Yes, because $y'=e^{2x}$ and $2xy=e^{2x}$.
No, because $y'=e^{x^2}$ but $2xy=2xe^{x^2}$.
Explanation
Verifying whether a proposed function satisfies a differential equation is a key skill in differential equations. To check if y = $e^{x^2}$ solves dy/dx = 2xy, compute y' using the chain rule, resulting in 2x $e^{x^2}$. Next, calculate the right-hand side 2xy, which is 2x times $e^{x^2}$, or 2x $e^{x^2}$. Since y' equals 2xy for all real x, it is a solution. A distractor like choice A fails by claiming y' = 2x, forgetting the chain rule that multiplies by $e^{x^2}$. Always substitute the proposed solution into both sides of the differential equation and simplify to check for equality across the domain.
Does $y=\tan x$ satisfy $\dfrac{dy}{dx}=1+y^2$ where defined?
No, because $y'=\sec x\tan x$.
Yes, because $y'=\sec^2 x$ and $1+\tan^2 x=\sec^2 x$.
Yes, because $y'=\cos^2 x$.
No, because $y'=1-\tan^2 x$.
No, because $1+y^2=1+\sec^2 x$.
Explanation
Verifying solutions for trigonometric differential equations requires applying derivatives correctly and using trigonometric identities. For y = tan x, we compute y' = sec²x. The right side 1 + y² becomes 1 + tan²x. Using the trigonometric identity 1 + tan²x = sec²x, both sides are equal, confirming the solution where tan x is defined. Choice B gives an incorrect derivative (sec x tan x is the derivative of sec x, not tan x). Choice C makes an error in the identity. Always use standard trigonometric derivatives and identities when verifying solutions involving trigonometric functions.
For $\dfrac{dy}{dx}=4x^3$, is $y=x^4+7$ a solution for all $x$?
Yes, because $y'=4x^3+7$.
No, because $y'=4x^4$.
No, because the constant $7$ changes $\dfrac{dy}{dx}$.
No, because $y'=x^3$.
Yes, because $y'=4x^3$ equals the right-hand side.
Explanation
Solution verification for polynomial functions involves straightforward differentiation and substitution.
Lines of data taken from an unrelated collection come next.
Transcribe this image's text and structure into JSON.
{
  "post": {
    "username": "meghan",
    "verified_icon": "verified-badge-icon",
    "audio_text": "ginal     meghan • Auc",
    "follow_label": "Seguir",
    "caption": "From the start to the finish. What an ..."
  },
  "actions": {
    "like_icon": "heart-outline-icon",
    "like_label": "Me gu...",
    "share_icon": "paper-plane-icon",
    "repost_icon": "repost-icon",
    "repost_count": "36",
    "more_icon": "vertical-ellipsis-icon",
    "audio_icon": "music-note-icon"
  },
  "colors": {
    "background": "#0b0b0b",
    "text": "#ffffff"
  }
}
For y = x⁴ + 7, we compute y' = 4x³. The differential equation dy/dx = 4x³ becomes 4x³ = 4x³, which is clearly an identity for all x. The constant term 7 in the solution does not affect the derivative since the derivative of a constant is zero. Choice A incorrectly states the derivative as x³. Choice E incorrectly suggests the constant affects the derivative. The key verification principle is that adding constants to solutions doesn't change derivatives, so constants don't affect verification of first-order differential equations.